Re: kmemleak handling of kfree_rcu

Joel Fernandes <joel@xxxxxxxxxxxxxxxxx> · Tue, 5 Sep 2023 11:17:25 +0000

On Mon, Sep 04, 2023 at 10:22:56PM +0100, Catalin Marinas wrote:
> Hi Christoph,
> 
> Please try not to send html, many servers block such emails.
> 
> Also adding the RCU list.
> 
> On Wed, Aug 30, 2023 at 09:37:23AM -0700, Christoph Paasch wrote:
> > for the MPTCP upstream project, we are running syzkaller [1] continuously to
> > qualify our kernel changes.
> > 
> > We found one issue with kmemleak and its handling of kfree_rcu.
> > 
> > Specifically, it looks like kmemleak falsely reports memory-leaks when the
> > object is being freed by kfree_rcu after a certain grace-period.
> > 
> > For example, https://github.com/multipath-tcp/mptcp_net-next/issues/398#
> > issuecomment-1584819482 shows how the syzkaller program reliably produces a
> > kmemleak report, although the object is not leaked (we confirmed that by simply
> > increasing MSECS_MIN_AGE to something larger than the grace-period).
> 
> Not sure which RCU variant you are using but most likely the false
> positives are caused by the original reference to the object being lost
> and the pointer added to a new location that kmemleak does not track
> (e.g. bnode->records[] in the tree-based variant).
> 
> A quick attempt (untested, not even compiled):
> 
> diff --git a/kernel/rcu/tree.c b/kernel/rcu/tree.c

I am not sure if that works. Correct me if I'm wrong but the issue is that
the allocated pointer being RCU-freed is no longer reachable by kmemleak (it
is scanned but not reachable), however it might still be reachable via an
RCU reader. In such a situation, it is a false-positive.

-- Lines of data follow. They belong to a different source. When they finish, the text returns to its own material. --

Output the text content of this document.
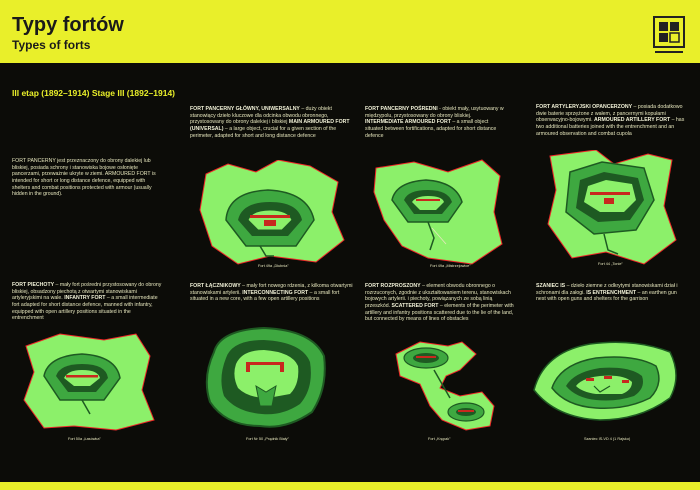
Typy fortów
Types of forts
III etap (1892–1914) Stage III (1892–1914)
FORT PANCERNY jest przeznaczony do obrony dalekiej lub bliskiej, posiada schrony i stanowiska bojowe osłonięte pancerzami, przeważnie ukryte w ziemi. ARMOURED FORT is intended for short or long distance defence, equipped with shelters and combat positions protected with armour (usually hidden in the ground).
FORT PANCERNY GŁÓWNY, UNIWERSALNY – duży obiekt stanowiący dzieło kluczowe dla odcinka obwodu obronnego, przystosowany do obrony dalekiej i bliskiej MAIN ARMOURED FORT (UNIVERSAL) – a large object, crucial for a given section of the perimeter, adapted for short and long distance defence
FORT PANCERNY POŚREDNI - obiekt mały, usytuowany w międzypolu, przystosowany do obrony bliskiej. INTERMEDIATE ARMOURED FORT – a small object situated between fortifications, adapted for short distance defence
FORT ARTYLERYJSKI OPANCERZONY – posiada dodatkowo dwie baterie sprzężone z wałem, z pancernymi kopułami obserwacyjno-bojowymi. ARMOURED ARTILLERY FORT – has two additional batteries joined with the entrenchment and an armoured observation and combat cupola
FORT PIECHOTY – mały fort pośredni przystosowany do obrony bliskiej, obsadzony piechotą z otwartymi stanowiskami artyleryjskimi na wale. INFANTRY FORT – a small intermediate fort adapted for short distance defence, manned with infantry, equipped with open artillery positions situated in the entrenchment
FORT ŁĄCZNIKOWY – mały fort nowego rdzenia, z kilkoma otwartymi stanowiskami artylerii. INTERCONNECTING FORT – a small fort situated in a new core, with a few open artillery positions
FORT ROZPROSZONY – element obwodu obronnego o rozrzuconych, zgodnie z ukształtowaniem terenu, stanowiskach bojowych artylerii. i piechoty, powiązanych ze sobą linią przeszkód. SCATTERED FORT – elements of the perimeter with artillery and infantry positions scattered due to the lie of the land, but connected by means of lines of obstacles
SZANIEC IS – dzieło ziemne z odkrytymi stanowiskami dział i schronami dla załogi. IS ENTRENCHMENT – an earthen gun nest with open guns and shelters for the garrison
Fort 49a „Dłubnia”	Fort 49a „Mistrzejowice”	Fort 44 „Tonie”
Fort 50a „Łasówka”	Fort Nr 50 „Prądnik Biały”	Fort „Krępak”	Szaniec IS-VD 4 (1 Rajsko)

The correct fix then should probably be to mark the object as
kmemleak_not_leak() until a grace period elapses. This will cause the object
to not be reported but still be scanned until eventually the lower layers
will remove the object from kmemleak-tracking after the grace period. Per the
docs also, that API is used to prevent false-positives.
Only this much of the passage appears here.